Storm damage in Livonia, Mich. (photo: MichiganMoves)
High winds Sunday morning knocked over trees and power lines causing power outages for hundreds of thousands of households across the state. As of Tuedsay morning 45,000 households remain without power in the Detroit metro area according to power company officials.
“We will have 90 percent of our customers restored by Tuesday night,” said Scott Simons, spokesman for DTE Energy. Continuing high winds have delayed repair operations in some places.
Most people in Michigan rely on natural gas furnaces for heat and most furnaces require electricity to operate. Despite the winter conditions it appears that no additional warming stations or shelters have been set up to help those without power in the Detroit metro area.
Simons said that DTE, which has received hundreds of thousands of reports of outages over the past few days, is unaware of any warming stations set up in the city of Detroit.

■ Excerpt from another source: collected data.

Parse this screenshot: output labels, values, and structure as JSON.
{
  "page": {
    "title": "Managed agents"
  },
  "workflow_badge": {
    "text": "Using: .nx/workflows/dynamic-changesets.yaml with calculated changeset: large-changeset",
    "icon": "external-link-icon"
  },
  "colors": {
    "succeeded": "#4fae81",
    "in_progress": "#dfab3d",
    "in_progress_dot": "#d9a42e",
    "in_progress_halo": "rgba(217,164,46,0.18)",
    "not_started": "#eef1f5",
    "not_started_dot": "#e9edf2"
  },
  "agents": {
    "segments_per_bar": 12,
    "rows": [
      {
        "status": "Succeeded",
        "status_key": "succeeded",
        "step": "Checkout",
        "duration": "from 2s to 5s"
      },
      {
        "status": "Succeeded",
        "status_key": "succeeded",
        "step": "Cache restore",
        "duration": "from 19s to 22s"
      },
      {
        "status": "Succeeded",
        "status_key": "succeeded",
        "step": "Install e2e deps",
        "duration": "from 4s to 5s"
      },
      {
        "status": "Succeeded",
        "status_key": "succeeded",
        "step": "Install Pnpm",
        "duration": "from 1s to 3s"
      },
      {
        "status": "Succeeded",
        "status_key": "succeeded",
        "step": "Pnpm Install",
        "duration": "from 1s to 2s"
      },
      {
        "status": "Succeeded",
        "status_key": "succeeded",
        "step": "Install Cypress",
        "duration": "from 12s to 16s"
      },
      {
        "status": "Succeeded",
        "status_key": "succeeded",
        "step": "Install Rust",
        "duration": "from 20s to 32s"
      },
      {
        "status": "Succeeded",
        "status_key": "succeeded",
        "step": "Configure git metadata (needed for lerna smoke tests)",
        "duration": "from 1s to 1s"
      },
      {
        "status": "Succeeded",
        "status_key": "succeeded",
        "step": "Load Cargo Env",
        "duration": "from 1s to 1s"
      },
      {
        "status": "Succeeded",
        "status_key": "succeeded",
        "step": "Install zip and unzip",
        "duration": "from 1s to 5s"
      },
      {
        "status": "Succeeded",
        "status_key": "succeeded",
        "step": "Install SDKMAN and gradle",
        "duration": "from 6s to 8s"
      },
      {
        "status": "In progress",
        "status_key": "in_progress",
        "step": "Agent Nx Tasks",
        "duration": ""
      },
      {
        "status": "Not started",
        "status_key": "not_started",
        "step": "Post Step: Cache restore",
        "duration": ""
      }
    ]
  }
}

In power outage situations the city of Detroit or the Wayne County government is normally in communication with us about the need for shelters, Simons said, adding “We have not heard from them.”
Heather Hall, spokeswoman for the American Red Cross of Southeast Michigan says that the group has opened no shelters in Wayne, Oakland and Macomb counties because the county emergency management offices have not requested help. She said she is surprised that no one has called.
Hall, who is without power at her home, said that when she called to report the problem DTE recommended that she turn on her back up generator and expressed surprise when told she did not have one.
A spokeswoman for the state police said that emergency management operations are coordinated at the county level.
Phone numbers listed on the state police website for emergency management offices is Wayne and Macomb counties did not work.
“We don’t have any reports of any needs out there at this time,“ said Gail Novak, chief of Oakland County Response and Emergency Preparedness.
According to DTE, 28,000 households in Oakland County are without power.
“I think the power outages are sort of sporadic,“ Novak said, “I know its going to get warmer today… I haven’t gotten calls from Edison [DTE].”
“If we have a need for shelters communities will set them up,” she said, adding that she is unaware of whether any communities have taken this step.
“In the meantime,” she said, “if you want to stay warm you can go to the malls.”
Derine McCrery, spokeswoman for the Children’s Center, a social service agency in Detroit, said that she believes many Detroiters are crowding into the homes of relatives who have heat.